In the first 7 days I lost 9.7 pounds!  And lest you think that was all water weight I know for a fact it wasn’t because I was drinking at least 8-10 glasses of water per day and I wasn’t living in the bathroom.

Today, is my last day in Phase 1 and I have lost 15 pounds.

15!

This is including the dinner I had on Father’s Day at Bonefish Grill which was in no way whatsoever friendly to any of the rules of the 17 day diet.  I totally blew that day out of the water but the very next day I was back on track.

I already feel more confident and positive.  Last week I took more pictures of myself then I think I have taken in the past two years combined.

Here are a couple:

I really like these pictures.  In each of them I look hopeful.  I look patient.

I think that is because I am.  Because I know I’m worth it.

I still have at least 30 pounds to go and 2 more phases to complete but I am confident that the positive vibes I have been getting from stepping on the scale and watching the numbers fall and the clothing I couldn’t wear one month ago that is now starting to sag with keep me on track towards reaching my goal.

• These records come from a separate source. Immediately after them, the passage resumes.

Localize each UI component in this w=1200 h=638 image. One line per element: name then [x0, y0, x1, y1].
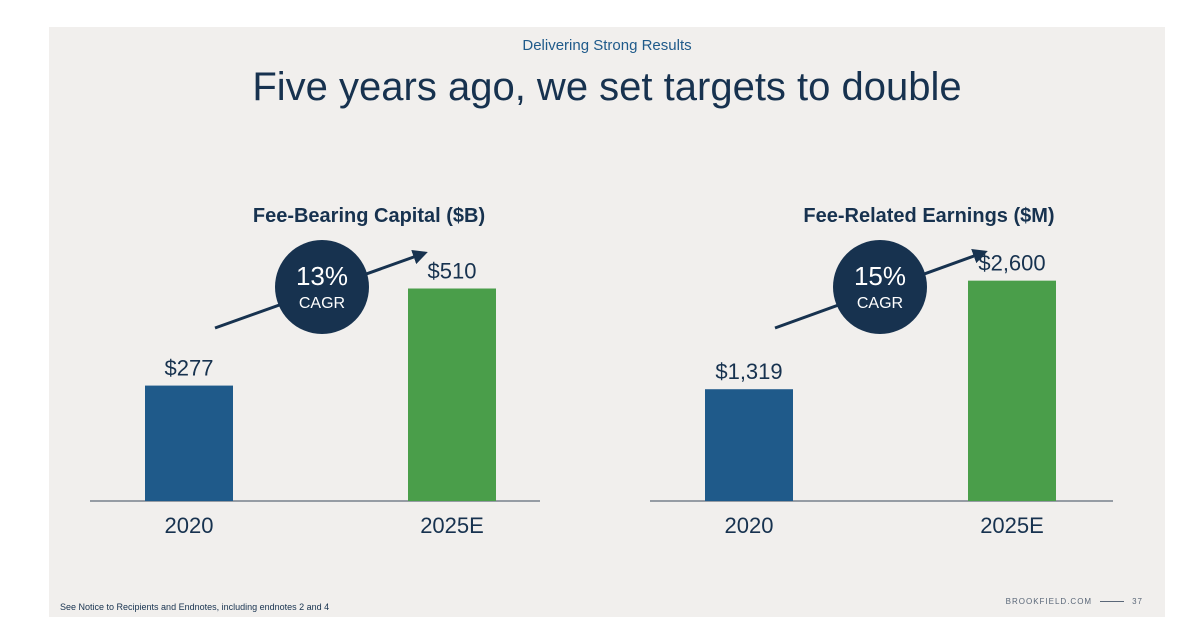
footer-page-info: BROOKFIELD.COM 37 — [1006, 597, 1143, 606]
chart-0-category-label-2020: 2020 — [165, 513, 214, 538]
chart-1-cagr-value: 15% — [854, 261, 906, 291]
page-number: 37 — [1132, 597, 1143, 606]
chart-0-value-label-2020: $277 — [165, 356, 214, 381]
chart-0-bar-2025e — [408, 288, 496, 501]
chart-1-bar-2025e — [968, 280, 1056, 501]
slide-title: Five years ago, we set targets to double — [252, 65, 962, 109]
chart-1-category-label-2025e: 2025E — [980, 513, 1044, 538]
chart-1-cagr-label: CAGR — [857, 295, 903, 312]
slide-kicker: Delivering Strong Results — [522, 37, 692, 54]
chart-1-category-label-2020: 2020 — [725, 513, 774, 538]
chart-0-category-label-2025e: 2025E — [420, 513, 484, 538]
chart-0-bar-2020 — [145, 385, 233, 501]
footer-rule — [1100, 601, 1125, 602]
chart-1-bar-2020 — [705, 389, 793, 501]
footer-site: BROOKFIELD.COM — [1005, 597, 1093, 606]
chart-title-fee-bearing-capital: Fee-Bearing Capital ($B) — [252, 205, 486, 227]
chart-0-cagr-value: 13% — [296, 261, 348, 291]
chart-1-cagr-badge — [833, 240, 927, 334]
chart-title-fee-related-earnings: Fee-Related Earnings ($M) — [803, 205, 1055, 227]
chart-0-cagr-label: CAGR — [299, 295, 345, 312]
chart-1-value-label-2025e: $2,600 — [978, 251, 1045, 276]
chart-0-value-label-2025e: $510 — [428, 259, 477, 284]
chart-0-cagr-badge — [275, 240, 369, 334]
footnote: See Notice to Recipients and Endnotes, i… — [60, 602, 330, 612]
chart-1-value-label-2020: $1,319 — [715, 359, 782, 384]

And what is my goal you may ask?

I can tell quite matter of factly that it is not a specific number on the scale.  It is a dream I have held for a very long time.  Its a state of mind and a presence of person that will tell me when I have finally made it where I want to be.

And this is it:

I want to be able to walk into my favorite store and buy an article of clothing and have it FIT!  I adore Anthropologie and their clothing is whimsical, romantic, and entirely too damn small for a gal my size.

But I aim to fix that and I have never been one to back down on something I am passionate committed to finishing.

So, I’ll keep you all posted on how I am doing and hopefully by Christmas this Mama will be rockin a sweet little cocktail dress from her favorite store.